3 of 3 people found the following review helpful:
4.0 out of 5 stars
A Unique Little Bio, January 8, 2004
By A Customer
This review is from: Ulysses s Grant (Hardcover)
Over a hundred years since it was first published, this is still one of the premier biographies of Grant. Whether that is a tribute to the superior merits of this book or the weaknesses of modern Grant scholarship is an interesting question. The value of Garland's book lies in the many interviews he conducted with people who knew Grant best, particularly his wife and sons. This generous use of first-person narratives scattered throughout the book has both pluses and minuses. While the universal faultiness of human memory has to be carefully considered when reading these recollections (some of which describe events that took place more than sixty years before Garland interviewed them,) there is nothing more biographically interesting than reading accounts of a person's life given by those who actually saw this life unfold. In fact, it's a pity no historian has thought to publish a book consisting only of the full texts of these many interviews Garland conducted, as the ultimate oral history of Grant. With proper annotation, it would probably be the finest book about him yet.
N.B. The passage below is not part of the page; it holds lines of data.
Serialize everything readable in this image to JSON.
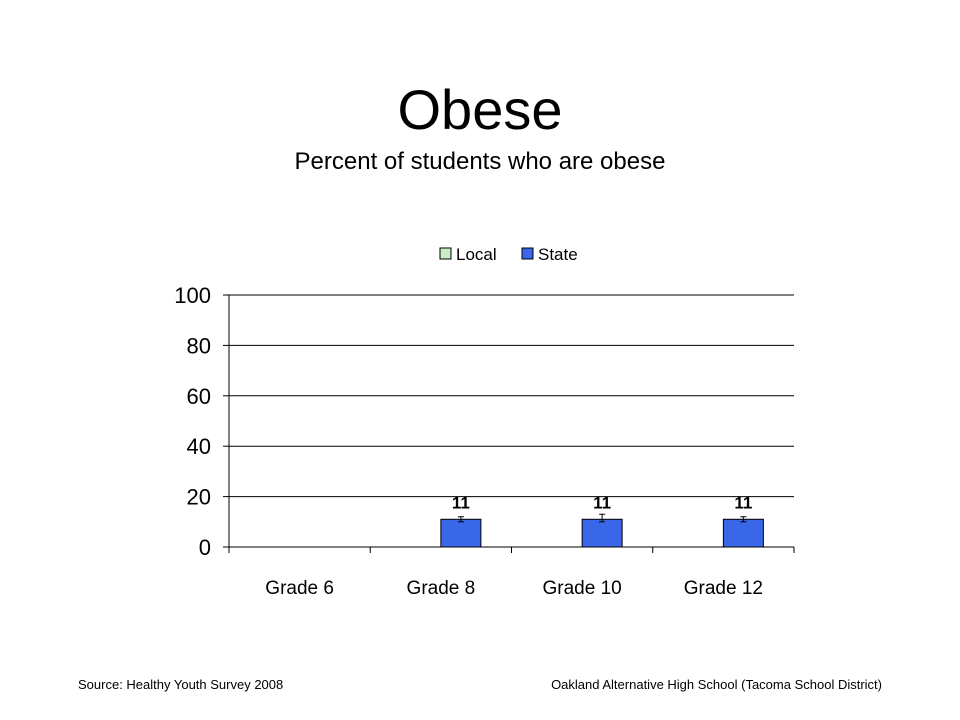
{
  "slide": {
    "title": "Obese",
    "subtitle": "Percent of students who are obese",
    "source": "Source: Healthy Youth Survey 2008",
    "school": "Oakland Alternative High School (Tacoma School District)"
  },
  "colors": {
    "local": "#c8f0c8",
    "state": "#3a66e8",
    "grid": "#000000"
  },
  "chart_data": {
    "type": "bar",
    "categories": [
      "Grade 6",
      "Grade 8",
      "Grade 10",
      "Grade 12"
    ],
    "series": [
      {
        "name": "Local",
        "values": [
          null,
          null,
          null,
          null
        ]
      },
      {
        "name": "State",
        "values": [
          null,
          11,
          11,
          11
        ],
        "error_low": [
          null,
          10,
          10,
          10
        ],
        "error_high": [
          null,
          12,
          13,
          12
        ]
      }
    ],
    "data_labels": [
      null,
      "11",
      "11",
      "11"
    ],
    "yticks": [
      "0",
      "20",
      "40",
      "60",
      "80",
      "100"
    ],
    "ylim": [
      0,
      100
    ],
    "grid": true,
    "legend": "top-center"
  }
}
One of my main gripes with this book--other than the caveat about the uncertainty that always surrounds old memories of the past--is Garland's writing style. I have never read any of his other works, but I am aware that he was a popular novelist in his day, and still commands a substantial cult following. This surprises me a little, because I find his prose style tends to alternate between leaden clunkiness and a prim sappiness ("There is a whisper to be heard, also, of a little maid living in those days whose face and voice had come to be very precious to Ulysses...") Such absurdly florid lines strongly suggest that at times Garland forgot that he wasn't writing one of his novels. Another drawback is that the book would have greatly benefited from footnotes--or, at least, more clues from Garland about which of his sources gave him what information.
Also, rather startlingly, the section where Garland writes about Kate Lowe, a girl Grant knew when he was a West Point cadet, is plagarized from William Conant Church's 1897 biography! (Or did Church steal from Garland? Doris Kearns Goodwin, come home. All is forgiven!)
All in all, however, it's still a book well worth reading for anyone with an interest in Grant--or anyone who wishes to develop one.